I expect this will be an iFlop, except for the iFanboys.
Not many people wear watches anymore. I haven’t in years. There’s no point in it, when you’re carrying a phone around, and looking at so many other devices that has the time displayed.
I used to think that too, but sometimes it’s more convenient to just glance at your wrist, rather than stop what you’re doing to dig out your phone, and press a button.
So I dug a couple of old Seikos out of a drawer and had the batteries replaced. Wearing one right now.
According to reports, ios 8 has code for environmental sensor (temp, barometric [alt, depth], humidity), a watch would be a good place for them.
Tend to disagree. I think that this will be the central node of a triad of devices. You have an iPhone in the pocket that uses the iWatch as a control node. You have health and environment sensors that use the iWatch AND iPhone to display selected information. Yes, the current generation bass gotten out of the habit of using dumb watches but add these new features and that habit may resume.
One thing is that you seldom leave a watch at the bar like many have done with iPhones and such. If you build fingerprint or retina security into such a device (unlikely for 1st gen.), you make use that much more convenient. CONVENIENCE is Apple’s speciality and this may really be the ... (wait for it) ... “Next Big Thing!”

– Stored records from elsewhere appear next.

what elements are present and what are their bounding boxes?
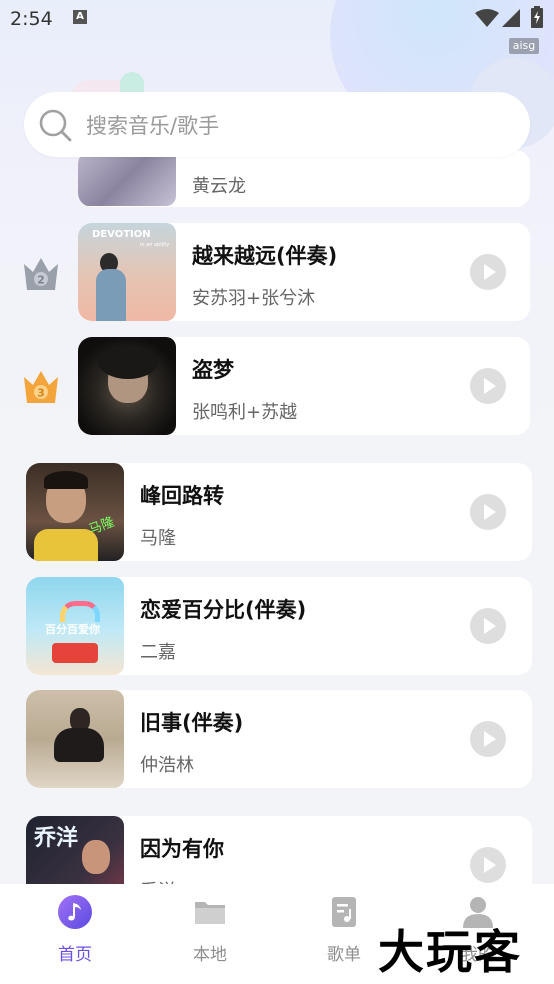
song-card[interactable]: 马隆 峰回路转 马隆 [26,463,532,561]
song-card-rank-2[interactable]: DEVOTION in an ability 越来越远(伴奏) 安苏羽+张兮沐 [78,223,530,321]
cover-text: DEVOTION [92,229,151,240]
song-artist: 张鸣利+苏越 [192,402,298,423]
battery-icon [531,6,543,28]
playlist-icon [332,897,356,927]
song-title: 旧事(伴奏) [140,711,244,735]
watermark-text: 大玩客 [378,925,522,979]
music-note-icon [58,895,92,929]
play-button[interactable] [470,721,506,757]
song-artist: 二嘉 [140,642,176,663]
song-title: 因为有你 [140,837,224,861]
song-card-partial[interactable]: 黄云龙 [78,150,530,207]
search-bar[interactable]: 搜索音乐/歌手 [24,92,530,157]
play-button[interactable] [470,254,506,290]
aisg-badge: aisg [509,38,539,54]
signal-icon [502,9,520,27]
nav-playlist[interactable]: 歌单 [304,890,384,965]
wifi-icon [475,9,499,27]
song-title: 越来越远(伴奏) [192,244,338,268]
rank-3-crown-icon: 3 [24,371,58,403]
song-artist: 马隆 [140,528,176,549]
cover-text: 百分百爱你 [45,623,100,636]
nav-local-label: 本地 [193,945,227,965]
play-button[interactable] [470,847,506,883]
song-artist: 安苏羽+张兮沐 [192,288,316,309]
rank-2-crown-icon: 2 [24,258,58,290]
cover-text: 乔洋 [34,826,79,851]
song-card[interactable]: 百分百爱你 恋爱百分比(伴奏) 二嘉 [26,577,532,675]
song-title: 峰回路转 [140,484,224,508]
song-cover: DEVOTION in an ability [78,223,176,321]
play-button[interactable] [470,494,506,530]
song-artist: 仲浩林 [140,755,194,776]
status-time: 2:54 [10,8,53,30]
song-card[interactable]: 旧事(伴奏) 仲浩林 [26,690,532,788]
song-title: 盗梦 [192,358,234,382]
song-cover [78,337,176,435]
song-cover [26,690,124,788]
search-icon [39,109,72,142]
song-card-rank-3[interactable]: 盗梦 张鸣利+苏越 [78,337,530,435]
nav-playlist-label: 歌单 [327,945,361,965]
nav-home-label: 首页 [58,945,92,965]
search-placeholder: 搜索音乐/歌手 [86,114,220,138]
rank-number: 2 [37,274,45,287]
play-button[interactable] [470,608,506,644]
nav-local[interactable]: 本地 [170,890,250,965]
notification-a-icon: A [73,10,87,24]
status-bar: 2:54 A [0,0,554,38]
song-cover: 百分百爱你 [26,577,124,675]
song-cover: 马隆 [26,463,124,561]
song-artist: 黄云龙 [192,176,246,197]
song-title: 恋爱百分比(伴奏) [140,598,307,622]
nav-home[interactable]: 首页 [35,890,115,965]
cover-text: 马隆 [86,514,117,538]
song-cover [78,150,176,206]
folder-icon [195,902,225,924]
rank-number: 3 [37,387,45,400]
play-button[interactable] [470,368,506,404]
cover-subtext: in an ability [140,242,170,248]
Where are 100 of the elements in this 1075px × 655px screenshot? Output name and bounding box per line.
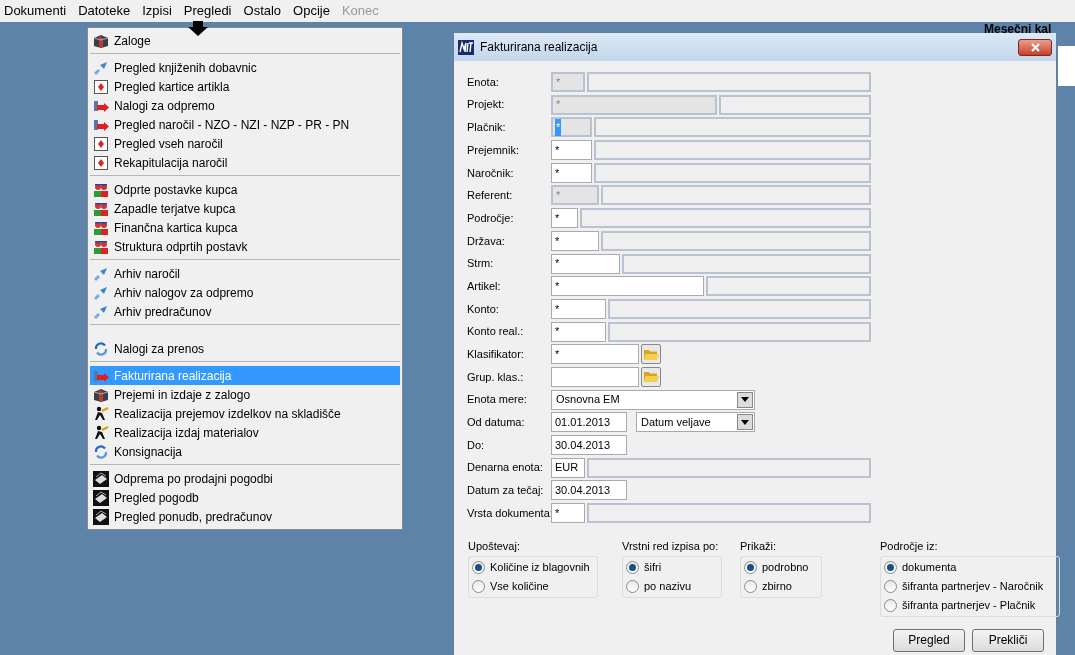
menu-item[interactable]: Realizacija izdaj materialov bbox=[90, 423, 400, 442]
input-field[interactable]: * bbox=[551, 344, 639, 365]
dropdown[interactable]: Osnovna EM bbox=[551, 389, 755, 410]
menu-item[interactable]: Finančna kartica kupca bbox=[90, 218, 400, 237]
dialog-button[interactable]: Prekliči bbox=[972, 628, 1044, 652]
menu-bar-item[interactable]: Dokumenti bbox=[4, 1, 67, 21]
code-field[interactable]: * bbox=[551, 208, 578, 229]
menu-item[interactable]: Pregled kartice artikla bbox=[90, 77, 400, 96]
browse-button[interactable] bbox=[641, 344, 661, 365]
arrows-icon bbox=[93, 303, 109, 320]
radio-button[interactable] bbox=[884, 579, 897, 593]
group-title: Upoštevaj: bbox=[468, 539, 521, 555]
field-label: Datum za tečaj: bbox=[467, 483, 545, 499]
worker-icon bbox=[93, 424, 109, 441]
menu-item[interactable]: Nalogi za odpremo bbox=[90, 96, 400, 115]
window-title: Mesečni kal bbox=[984, 22, 1052, 36]
code-field[interactable]: * bbox=[551, 230, 599, 251]
code-field[interactable]: * bbox=[551, 253, 620, 274]
field-label: Država: bbox=[467, 233, 506, 249]
browse-button[interactable] bbox=[641, 366, 661, 387]
radio-label: šifranta partnerjev - Plačnik bbox=[902, 597, 1037, 613]
folder-icon bbox=[643, 347, 659, 361]
radio-label: Količine iz blagovnih bbox=[490, 559, 591, 575]
close-icon bbox=[1030, 42, 1040, 52]
logo-icon bbox=[458, 39, 474, 55]
menu-item[interactable]: Konsignacija bbox=[90, 442, 400, 461]
menu-bar-item[interactable]: Opcije bbox=[293, 1, 330, 21]
arrows-icon bbox=[93, 284, 109, 301]
code-field[interactable]: * bbox=[551, 140, 592, 161]
code-field[interactable]: * bbox=[551, 503, 585, 524]
close-button[interactable] bbox=[1018, 38, 1052, 56]
down-arrow-icon bbox=[187, 21, 209, 37]
date-field[interactable]: 30.04.2013 bbox=[551, 435, 627, 455]
people-icon bbox=[93, 219, 109, 236]
radio-button[interactable] bbox=[626, 560, 639, 574]
input-field[interactable] bbox=[551, 366, 639, 387]
menu-item[interactable]: Odprema po prodajni pogodbi bbox=[90, 469, 400, 488]
documents-icon bbox=[93, 508, 109, 525]
menu-item[interactable]: Pregled ponudb, predračunov bbox=[90, 507, 400, 526]
radio-button[interactable] bbox=[472, 579, 485, 593]
folder-icon bbox=[643, 370, 659, 384]
radio-button[interactable] bbox=[744, 560, 757, 574]
menu-item[interactable]: Struktura odprtih postavk bbox=[90, 237, 400, 256]
menu-item[interactable]: Nalogi za prenos bbox=[90, 339, 400, 358]
card-icon bbox=[93, 135, 109, 152]
field-label: Do: bbox=[467, 437, 486, 453]
worker-icon bbox=[93, 405, 109, 422]
radio-label: podrobno bbox=[762, 559, 810, 575]
menu-item[interactable]: Arhiv predračunov bbox=[90, 302, 400, 321]
date-field[interactable]: 01.01.2013 bbox=[551, 412, 627, 433]
menu-bar-item[interactable]: Ostalo bbox=[243, 1, 282, 21]
radio-label: šifranta partnerjev - Naročnik bbox=[902, 578, 1045, 594]
date-field[interactable]: 30.04.2013 bbox=[551, 480, 627, 501]
code-field[interactable]: * bbox=[551, 162, 592, 183]
field-label: Denarna enota: bbox=[467, 460, 544, 476]
dropdown[interactable]: Datum veljave bbox=[636, 412, 755, 433]
menu-bar-item[interactable]: Pregledi bbox=[183, 1, 232, 21]
menu-item[interactable]: Rekapitulacija naročil bbox=[90, 153, 400, 172]
menu-item[interactable]: Arhiv naročil bbox=[90, 264, 400, 283]
field-label: Klasifikator: bbox=[467, 347, 525, 362]
menu-item[interactable]: Pregled knjiženih dobavnic bbox=[90, 58, 400, 77]
menu-item[interactable]: Zapadle terjatve kupca bbox=[90, 199, 400, 218]
refresh-icon bbox=[93, 340, 109, 357]
field-label: Enota mere: bbox=[467, 392, 528, 408]
field-label: Od datuma: bbox=[467, 415, 526, 431]
menu-bar-item[interactable]: Datoteke bbox=[78, 1, 131, 21]
radio-button[interactable] bbox=[884, 598, 897, 612]
menu-item[interactable]: Prejemi in izdaje z zalogo bbox=[90, 385, 400, 404]
menu-item[interactable]: Odprte postavke kupca bbox=[90, 180, 400, 199]
field-label: Strm: bbox=[467, 256, 495, 272]
radio-button[interactable] bbox=[884, 560, 897, 574]
code-field[interactable]: * bbox=[551, 276, 704, 297]
menu-item[interactable]: Pregled vseh naročil bbox=[90, 134, 400, 153]
field-label: Prejemnik: bbox=[467, 142, 520, 158]
menu-item[interactable]: Pregled pogodb bbox=[90, 488, 400, 507]
code-field[interactable]: * bbox=[551, 321, 606, 342]
menu-item[interactable]: Realizacija prejemov izdelkov na skladišče bbox=[90, 404, 400, 423]
group-title: Prikaži: bbox=[740, 539, 778, 555]
dialog-button[interactable]: Pregled bbox=[893, 628, 965, 652]
field-label: Referent: bbox=[467, 188, 514, 204]
radio-label: zbirno bbox=[762, 578, 793, 594]
code-field[interactable]: EUR bbox=[551, 457, 585, 478]
menu-item[interactable]: Zaloge bbox=[90, 31, 400, 50]
field-label: Projekt: bbox=[467, 97, 506, 113]
group-title: Področje iz: bbox=[880, 539, 939, 555]
menu-bar-item[interactable]: Izpisi bbox=[142, 1, 172, 21]
field-label: Področje: bbox=[467, 210, 515, 226]
radio-label: po nazivu bbox=[644, 578, 693, 594]
field-label: Grup. klas.: bbox=[467, 369, 525, 385]
menu-item[interactable]: Pregled naročil - NZO - NZI - NZP - PR - PN bbox=[90, 115, 400, 134]
arrows-icon bbox=[93, 59, 109, 76]
radio-label: šifri bbox=[644, 559, 663, 575]
radio-button[interactable] bbox=[744, 579, 757, 593]
radio-button[interactable] bbox=[626, 579, 639, 593]
card-icon bbox=[93, 154, 109, 171]
menu-item[interactable]: Arhiv nalogov za odpremo bbox=[90, 283, 400, 302]
field-label: Artikel: bbox=[467, 278, 502, 294]
field-label: Naročnik: bbox=[467, 165, 515, 181]
code-field[interactable]: * bbox=[551, 298, 606, 319]
radio-button[interactable] bbox=[472, 560, 485, 574]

I'm trying to disregard the anti-Apple slur so present with people so disparaging of Apple products yet immediately drawn to Apple threads. However, I agree about not wearing watches. I haven't worn one in fifteen years or more, and I'm a senior. Too many gadgets around that will display the time so a wristwatch is akin to having a horse buggy-whip. That having been said, a wristwatch will be more useful as a health-monitoring device, and is probably Apple's target market. Personally, I'd buy one if it had a powerful laser and shot poison darts, but that's me.